Napolitano conosce i rischi in caso di scontro sulla decadenza del Cav. La via: il Senato si prenda il tempo per trovare una soluzione

L'ottimismo del Quirinale: primi spiragli nella Giunta

Speranza? Certo. Fiducia, pure quella, perché no. Del resto Giorgio Napolitano la sicurezza che il Cav sosterrà ancora il governo l'ha persino messa nero su bianco nella nota di giovedì. Quanto poi all'ottimismo, guai a non esserlo. Però attenti, la partita è ancora aperta e tutto può succedere. Il cielo sopra Palazzo Chigi resta cupo, spiega, e non bastano le parole di Alfano sulla «fiducia ben riposta» a stabilizzare la situazione. «Il clima si è rasserenato? - dice ai giornalisti che lo hanno inseguito fino alla mostra del cinema di Venezia - Mi fa piacere che la vediate così». E cambia subito discorso: «Il film di Scola su Federico Fellini mi ha emozionato». La politica italiana, forse molto meno.
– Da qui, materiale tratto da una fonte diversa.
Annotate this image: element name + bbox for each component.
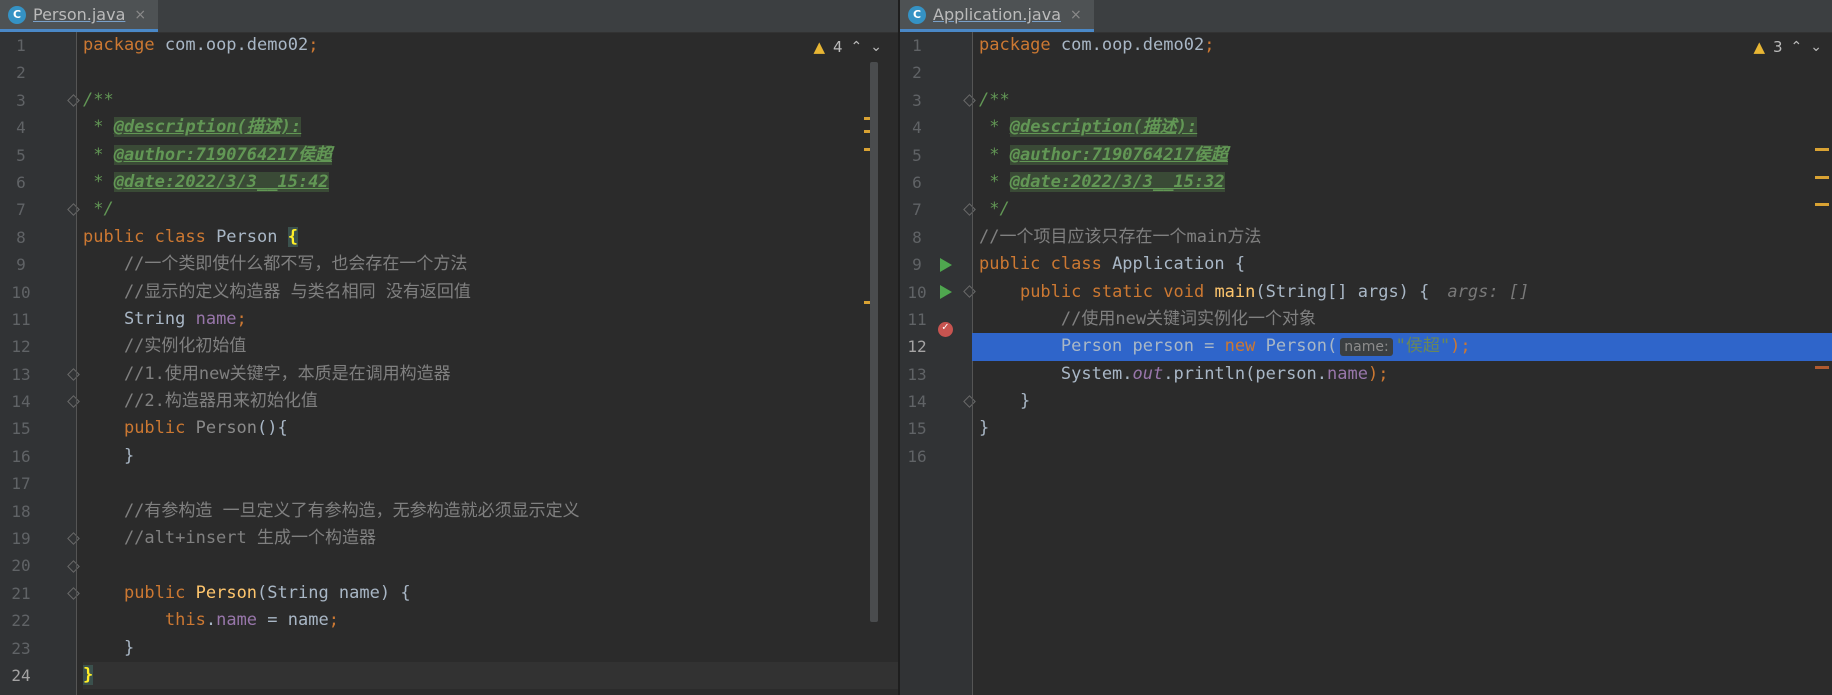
code-line: String name;: [83, 308, 247, 329]
run-icon[interactable]: [940, 258, 952, 272]
next-highlight-icon[interactable]: ⌄: [870, 39, 882, 55]
code-line: * @date:2022/3/3__15:42: [83, 171, 329, 192]
warning-stripe-marker[interactable]: [1815, 148, 1829, 151]
selected-code-line: Person person = new Person(name: "侯超");: [972, 333, 1832, 361]
close-icon[interactable]: ×: [1070, 7, 1082, 23]
current-code-line: }: [83, 661, 898, 690]
java-class-icon: C: [8, 5, 26, 24]
warning-stripe-marker[interactable]: [1815, 203, 1829, 206]
left-tab-bar: C Person.java ×: [0, 0, 898, 33]
left-line-numbers: 1234 5678 9 10 11 12 13 14 15 16 17 18 19 20 21 22…: [0, 32, 42, 689]
tab-person-java[interactable]: C Person.java ×: [0, 0, 159, 32]
code-line: //2.构造器用来初始化值: [83, 391, 318, 412]
fold-icon[interactable]: [67, 532, 80, 545]
breakpoint-icon[interactable]: ✓: [938, 320, 953, 337]
right-code-editor[interactable]: 1234 5678 9 10 11 12 13 14 15 16 ✓ package co…: [900, 32, 1832, 695]
left-code-area[interactable]: package com.oop.demo02; /** * @descripti…: [83, 32, 898, 690]
code-line: /**: [979, 89, 1010, 110]
code-line: System.out.println(person.name);: [979, 363, 1389, 384]
code-line: }: [979, 418, 990, 439]
inlay-hint-args: args: []: [1447, 281, 1530, 302]
run-icon[interactable]: [940, 285, 952, 299]
code-line: * @date:2022/3/3__15:32: [979, 171, 1225, 192]
right-line-numbers: 1234 5678 9 10 11 12 13 14 15 16: [900, 32, 934, 470]
code-line: //1.使用new关键字，本质是在调用构造器: [83, 363, 451, 384]
java-class-icon: C: [908, 5, 926, 24]
code-line: }: [83, 445, 135, 466]
fold-icon[interactable]: [67, 368, 80, 381]
code-line: * @author:7190764217侯超: [979, 144, 1228, 165]
code-line: //显示的定义构造器 与类名相同 没有返回值: [83, 281, 471, 302]
code-line: public class Person {: [83, 226, 298, 247]
code-line: public Person(){: [123, 418, 288, 439]
inspection-widget[interactable]: ▲ 4 ⌃ ⌄: [813, 38, 882, 56]
code-line: //一个项目应该只存在一个main方法: [979, 226, 1262, 247]
code-line: //实例化初始值: [83, 336, 247, 357]
next-highlight-icon[interactable]: ⌄: [1810, 39, 1822, 55]
inspection-widget[interactable]: ▲ 3 ⌃ ⌄: [1753, 38, 1822, 56]
close-icon[interactable]: ×: [134, 7, 146, 23]
code-line: }: [979, 391, 1031, 412]
vertical-scrollbar[interactable]: [870, 62, 878, 622]
previous-highlight-icon[interactable]: ⌃: [1791, 39, 1803, 55]
code-line: public class Application {: [979, 254, 1246, 275]
fold-icon[interactable]: [67, 587, 80, 600]
code-line: package com.oop.demo02;: [979, 35, 1215, 55]
right-editor-pane: C Application.java × 1234 5678 9 10 11 12 …: [900, 0, 1832, 695]
warning-count: 3: [1772, 38, 1783, 56]
parameter-hint: name:: [1340, 338, 1393, 357]
code-line: public Person(String name) {: [123, 582, 411, 603]
tab-title: Person.java: [33, 5, 126, 24]
warning-count: 4: [832, 38, 843, 56]
code-line: //alt+insert 生成一个构造器: [83, 528, 376, 549]
fold-icon[interactable]: [67, 395, 80, 408]
breakpoint-stripe-marker[interactable]: [1815, 366, 1829, 369]
active-line-number: 24: [11, 665, 31, 685]
right-tab-bar: C Application.java ×: [900, 0, 1832, 33]
tab-application-java[interactable]: C Application.java ×: [900, 0, 1094, 32]
right-code-area[interactable]: package com.oop.demo02; /** * @descripti…: [972, 32, 1832, 470]
warning-icon: ▲: [1753, 38, 1765, 56]
code-line: * @description(描述):: [83, 117, 302, 138]
left-gutter: 1234 5678 9 10 11 12 13 14 15 16 17 18 19 20 21 22…: [0, 32, 80, 695]
code-line: public static void main(String[] args) {…: [1019, 281, 1530, 302]
code-line: this.name = name;: [164, 610, 339, 631]
code-line: */: [83, 199, 114, 220]
right-gutter: 1234 5678 9 10 11 12 13 14 15 16 ✓: [900, 32, 976, 695]
code-line: * @description(描述):: [979, 117, 1198, 138]
fold-icon[interactable]: [67, 560, 80, 573]
fold-icon[interactable]: [67, 203, 80, 216]
code-line: package com.oop.demo02;: [83, 35, 319, 55]
code-line: //使用new关键词实例化一个对象: [979, 308, 1317, 329]
code-line: }: [83, 637, 135, 658]
code-line: //一个类即使什么都不写，也会存在一个方法: [83, 254, 468, 275]
code-line: */: [979, 199, 1010, 220]
active-line-number: 12: [907, 337, 927, 357]
code-line: /**: [83, 89, 114, 110]
previous-highlight-icon[interactable]: ⌃: [851, 39, 863, 55]
warning-icon: ▲: [813, 38, 825, 56]
code-line: * @author:7190764217侯超: [83, 144, 332, 165]
fold-icon[interactable]: [67, 94, 80, 107]
left-code-editor[interactable]: 1234 5678 9 10 11 12 13 14 15 16 17 18 19 20 21 22…: [0, 32, 898, 695]
tab-title: Application.java: [933, 5, 1062, 24]
code-line: //有参构造 一旦定义了有参构造，无参构造就必须显示定义: [83, 500, 580, 521]
left-editor-pane: C Person.java × 1234 5678 9 10 11 12 13 14 15…: [0, 0, 898, 695]
warning-stripe-marker[interactable]: [1815, 176, 1829, 179]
Ma insomma, quello del Colle era «un gesto di apertura» o un «avviso di sfratto»? Un riconoscimento politico o un «garbato avvertimento», un invito a non gettare l'Italia nel caos? Trentasei ore dopo la diffusione del comunicato informale, il Pdl sta ancora decrittando il reale significato delle parole di King Georg. Era quello il «segnale» tanto atteso? E mentre, nel dubbio, la corsa verso la crisi è rallentata, il Quirinale trova il modo di recapitarne un altro un altro, di segnale. Questo: lunedì la giunta per le elezioni, l'organo che si occuperà delle decadenza di Silvio Berlusconi, potrebbe prendersi tutto il tempo necessario prima di decidere, creando così lo spazio per una soluzione.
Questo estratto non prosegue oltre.